Мужики будто впервые ее увидели – с растрепанной косой и с пунцовыми от жара щеками, – но тут в доме что-то хрустнуло, и те вновь как по команде отвели глаза, в которых плясало пламя, к избе.
– Посторонитесь, княжна! – вдруг услышала она за собой французскую речь и чуть не попала под ноги дебриаковскому жеребцу.
Тяжелые копыта ударили в ослабленный огнем плетень, как раз поверх Авдотьиной накидки. Тот повалился, освободив лаз в раскаленной стене. Жеребец с испуганным ржанием встал на дыбы – мужики от неожиданности сделали шаг назад. А француз, осадив коня, спрыгнул сам и, закрыв лицо плащом, толкнул дверь избы, выпустив наружу облако сизого чада. Авдотья замерла, глядя в раскрывшийся зев, из которого продолжал медленно, будто нехотя, выходить дым.
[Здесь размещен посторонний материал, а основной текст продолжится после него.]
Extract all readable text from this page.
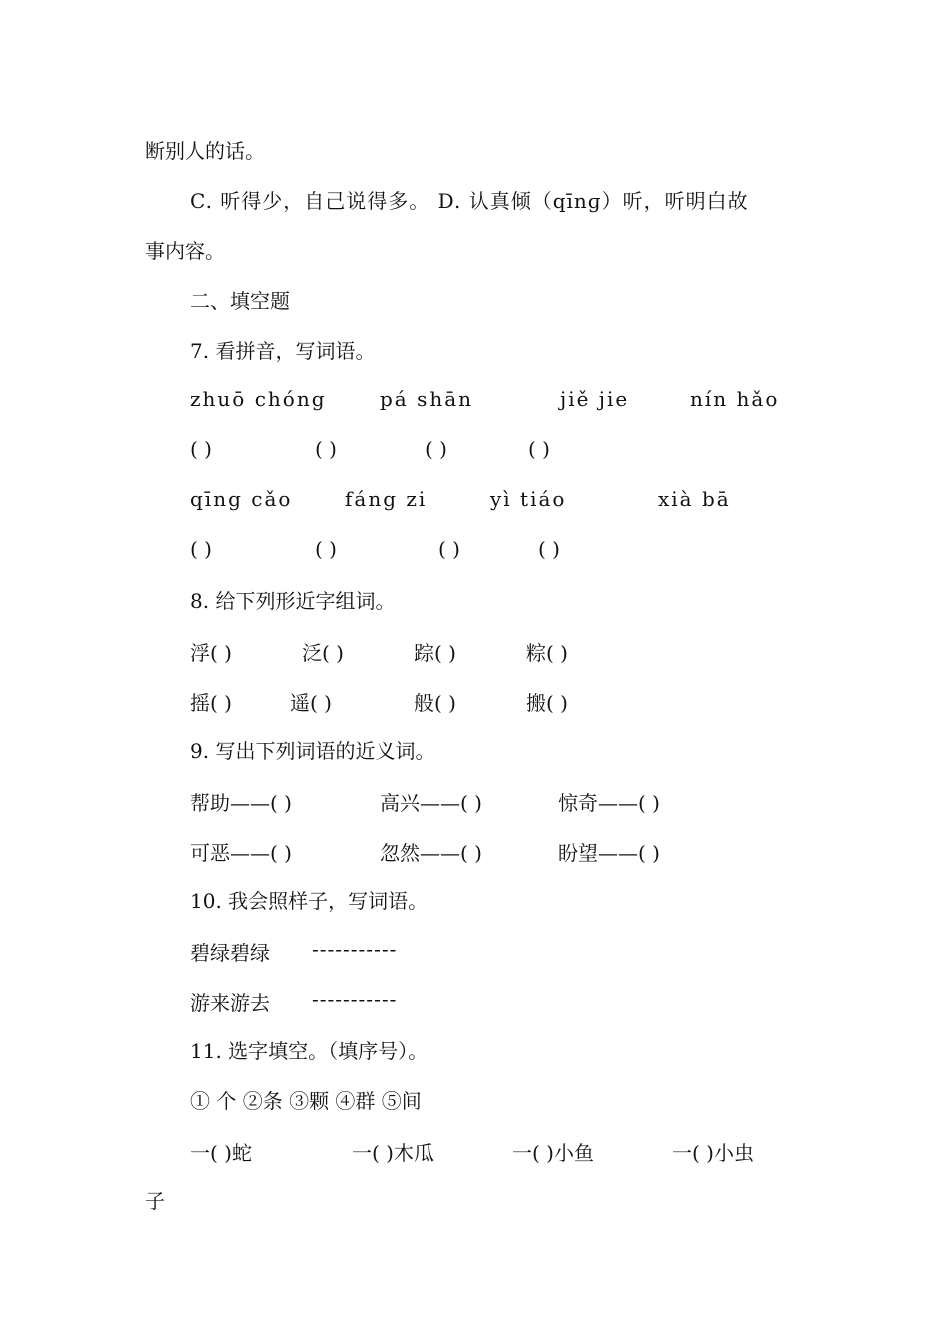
断别人的话。
C. 听得少，自己说得多。 D. 认真倾（qīnɡ）听，听明白故
事内容。
二、填空题
7. 看拼音，写词语。
zhuō chóng	pá shān	jiě jie	nín hǎo
( )	( )	( )	( )
qīng cǎo	fáng zi	yì tiáo	xià bā
( )	( )	( )	( )
8. 给下列形近字组词。
浮( )	泛( )	踪( )	粽( )
摇( )	遥( )	般( )	搬( )
9. 写出下列词语的近义词。
帮助——( )	高兴——( )	惊奇——( )
可恶——( )	忽然——( )	盼望——( )
10. 我会照样子，写词语。
碧绿碧绿 -----------
游来游去 -----------
11. 选字填空。（填序号）。
① 个 ②条 ③颗 ④群 ⑤间
一( )蛇	一( )木瓜	一( )小鱼	一( )小虫
子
И тут только княжна поняла, что во всей этой инфернальной картине чего-то не хватает. Оглушенная происходящим, она растерянно оглянулась: что же изменилось? Вот толпа застывших мужиков, вот чад из дверей, вот гул и скрежет огня. И лишь всмотревшись в ставший пеплом, а недавно столь модный свой плащ средь мерцающих углей, она услышала ее – тишину за говором пламени. Знахарка больше не выла.
И это отсутствие крика оказалось страшнее, чем сам крик.